Whew. That’s an awful lot of baggage to pile onto a board that the Congressional Budget Office says will pare all of $15.5 billion from overall Medicare spending between 2015 and 2019. For those keeping score, that compares to $400 to $500 billion in other Medicare cost reductions in the reform law.
Some very strong and insightful responses to Brooks came from the New Republic’s Jon Chait and Jonathan Cohn and the Washington Post’s Ezra Klein, who touched on most of the key points that help explain why more centralized health care systems have lower costs, allow for more rational decision-making in health, and deliver better results. Today Paul Krugman joined the fray, highlighting an unsigned blog post from the Economist, which I hadn’t seen yet. That’s why I’m writing. That British-based magazine inaccurately describes IPAB, which will be far less influential than either its opponents or proponents claim.
In attacking Brooks, the Economist writes:
Patients aren’t going to experience a loss of freedom or satisfaction because an expert reviewer at the Independant Payment Advisory Board makes the call as to whether a procedure is medically beneficial, rather than the corresponding bureaucrat at their insurance provider or at the for-profit clinic they’re attending.
If wishes were fishes. The law Congress actually passed, as opposed to the one that pro-IPAB pundits think passed, gives this 15-member body far less power than similar bodies in Europe. It cannot, by law, ration care. It cannot, by law, tinker with benefits or limit access to specific technologies if they are deemed not cost-effective. Even the use of comparative effectiveness research is constrained in the reform law.
The sole power IPAB is granted in the legislation is to pursue reduced costs through changes in payment policy. It can replace fee-for-service with bundled payments or pay-for-performance schemes. It can reward accountable care organizations with penalties for lousy care and incentives for higher quality care. Moreover, whatever IPAB recommends must be passed by Congress, which also has the option of substituting its own cost-cutting measures.

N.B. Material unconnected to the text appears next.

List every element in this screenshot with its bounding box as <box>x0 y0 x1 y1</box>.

The fact is the IPAB will have much less power than comparable boards in Europe. In fact, it doesn’t even have as much power as comparable boards at insurance companies, which are unelected and operate without transparency. They actually get to make medical coverage decisions based on their cost-effectiveness. Of course, even an insurance company can’t avoid a government mandate like the recently enacted “you must cover mammography screening,” which is a terrible waste of money for certain age groups.
That’s why Brooks’ endorsement of Rep. Paul Ryan’s claim that IPAB is 15 unelected bureaucrats rationing care is a flat-out lie. If IPAB reduces payments to physicians and hospitals through, say, a bundled payment scheme to ACOs, those hospitals and doctors will be the ones rationing care. The big change in their lives is that they will get less money to accomplish their job — delivering high quality care. Given the estimated 30 percent waste in the health care system, I’m betting that they’ll be able to figure out how to do it once they’re put on a money diet. In other words, the reform law and by extension IPAB put “rationing” power where it belongs — in the hands of the people who are directly responsible for delivering medical care.
The Republican voucher scheme, on the other hand, will require individual seniors to make those choices. They will do that either by buying scaled back insurance policies (the limited vouchers offered by Medicare will lead to most seniors purchasing far less comprehensive plans than the current benefit). Or those seniors will deny themselves needed care because they can’t afford the ever-rising co-pays and deductibles, which is how market-based solutions always ration care.
Medicare is destined to spend less in the future than current projections. So take your pick as to which rationing scheme you prefer. You can either have insurance companies and an individual senior’s personal wealth determine what gets rationed. Or you can have your doctors and other providers make those decisions.
I prefer the latter. At least the Economist got that right. As the European experience shows, centralized systems with capped budgets almost everywhere lead to better outcomes, lower costs and universal coverage.